Radicación n.° 85197 FERNANDO CASTILLO CADENA Magistrado ponente STL9313-2019 Radicación n.° 85197 Acta 23 Bogotá D. C., diez (10) de julio de dos mil diecinueve (2019) Decide la Sala la impugnación interpuesta por TITO LEÓN, LINO ANTONIO, RAFAEL ANTONIO, HEIDYS PATRICIA, JESÚS ULPIANO y LILIA ESTHER ROJAS ESTRADA contra el fallo del 24 de abril de 2019 proferido por la Sala de Casación Civil, dentro del trámite constitucional que promovieron contra la SALA DE CIVIL ESPECIALIZADA EN RESTITUCIÓN DE TIERRAS DEL TRIBUNAL SUPERIOR DEL DISTRITO JUDICIAL DE CARTAGENA, asunto al que se vinculó a las partes e intervinientes en el proceso objeto de debate constitucional.
I.
ANTECEDENTES Los accionantes acudieron a este trámite especial para que se protejan sus derechos fundamentales al debido proceso, igualdad y propiedad privada «en conexión con beneficios derivados de la minería », presuntamente conculcados por la autoridad judicial accionada. Afirmaron que el predio conocido como Paz del Río, fue adquirido por Hernando Rojas Espitia quien fuera su progenitor, el 7 de febrero de 1972, mediante una compra de mejoras que realizó a Abelardo Gómez; de igual manera, aseguraron que la extensión de dicho inmueble, en ese entonces era de 150 hectáreas y, que estaba destinado al cultivo de yuca, ñame, plátano, cría de vacunos, bovinos cárnicos y aves de corral; asimismo que Rojas Espitia le compró 50 hectáreas adyacentes al referido terruño a David Oviedo y realizó el englobe correspondiente, quedando Paz del Río con una extensión total de 200 hectómetros cuadrados.
Expresaron que en 1991, se vieron obligados a abandonar el referido predio, luego de que tropas del Ejército Nacional de Colombia y agentes pertenecientes al Departamento Administrativo de Seguridad (D.A.S.), ingresaran a tal locación y dieron muerte a varios miembros de la familia, como lo eran Geovanys Enrique Rojas Andrade, Luis Fernando Rojas Estrada y Miguel Rojas Estrada.

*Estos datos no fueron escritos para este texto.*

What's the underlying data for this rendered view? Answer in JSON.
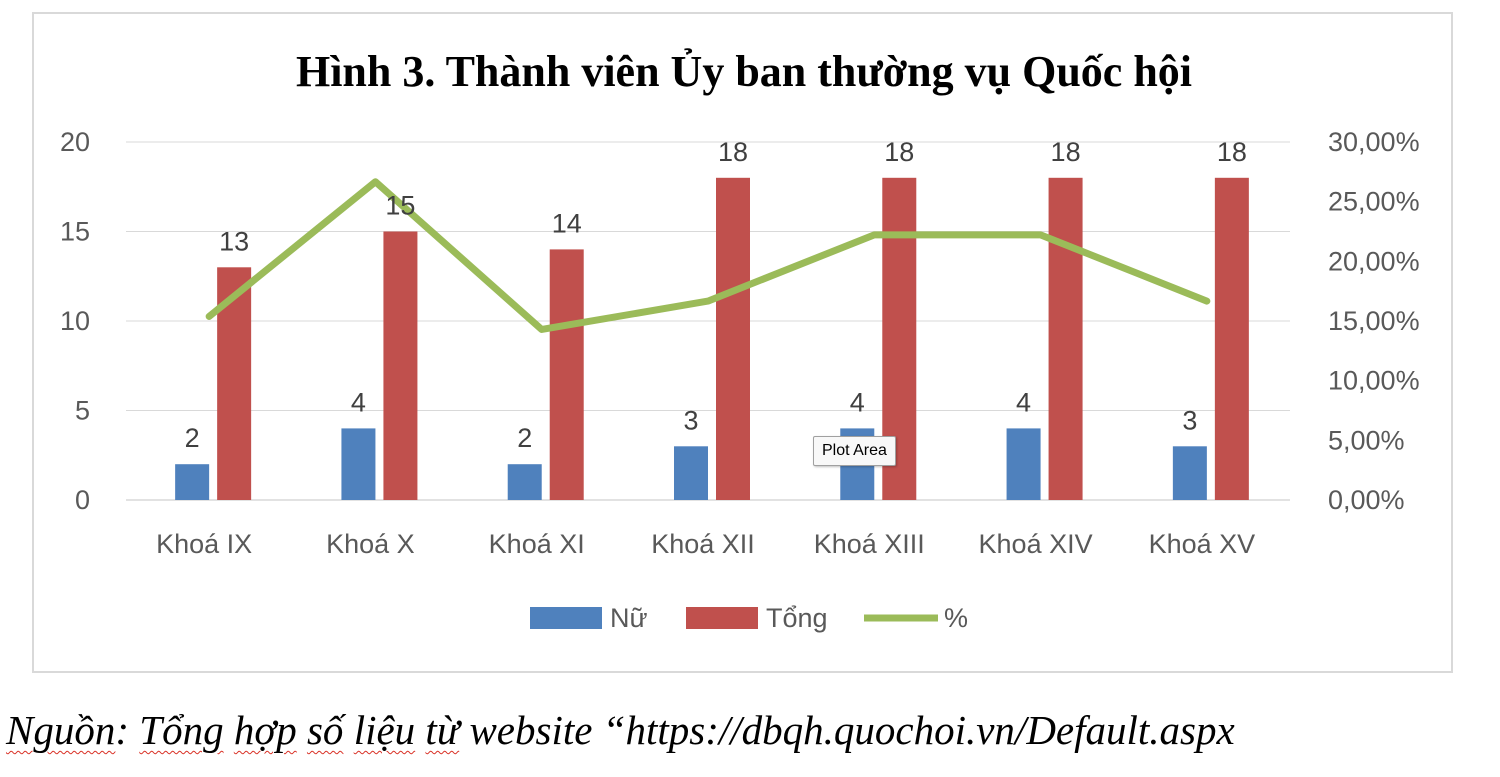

Manifestaron que en 1996, regresaron nuevamente a Paz del Río, pero que debieron abandonarlo forzosamente el 21 de abril de 1997, pues militantes de las Autodefensas Unidas de Colombia, arribaron al lugar, anunciándoles que tenían 24 horas para abandonarlo, o de lo contrario les darían muerte. Refirieron que mediante sentencia del 24 de marzo de 2015, proferida por la Sala Civil Especializada en Restitución de Tierras del Tribunal Superior de Distrito Judicial de Cartagena, les fue reconocido el derecho real de dominio sobre el inmueble rural Paz del Río; sin embargo, el 12 de septiembre de 2018, el Colegiado moduló el numeral tercero de la sentencia y, ante la imposibilidad de realizar una restitución material y jurídica del referido inmueble, ordenó al Fondo de la Unidad Administrativa Especial de Gestión de Restitución de Tierras a entregar, a los hoy accionantes y sus hermanos, «un predio de similares condiciones al denominado Paz del Río (…) teniendo en cuenta la extensión que resulte ajustada a la ley y en atención a la situación de cada uno de los núcleos familiares que solicitan la formalización del predio».
Finalmente señalaron que no pretenden hacer oposición a lo señalado por el ad quem y, reiteraron su disposición a recibir un predio de calidades similares al que ostentaron, sin embargo, solicitaron que en la modulación del numeral tercero les sea declarado «el reconocimiento y pago de una compensación económica de los minerales que se lleguen a explotar», debido a la posesión ostentada sobre el inmueble desde 1972 y, apelando a su condición de desplazados, para lo cual fundamentaron tal solicitud en el inciso segundo del artículo 1 de la Constitución Nacional, así como en los artículos 13, 29, 46, y 58 de la Norma Superior.
Corolario de lo anterior, solicitaron la protección de sus derechos, presuntamente conculcados por el Tribunal accionado a través de la providencia del 12 de septiembre de 2018, en la cual moduló el artículo 3º de la sentencia del 14 de marzo de 2015 y, en consecuencia, pide se ordene a dicha autoridad judicial se sirva «reconocerles y pagarles unas compensaciones económicas futuras por lo minerales que se lleguen a explotar, extraer de suelos del inmueble Paz del Río, atendiendo que somos sus poseedores y propietarios desde el año de 1972, en el término perentorio de 48 horas, contados a partir de la sentencia de tutela, so pena de incurrir en desacato».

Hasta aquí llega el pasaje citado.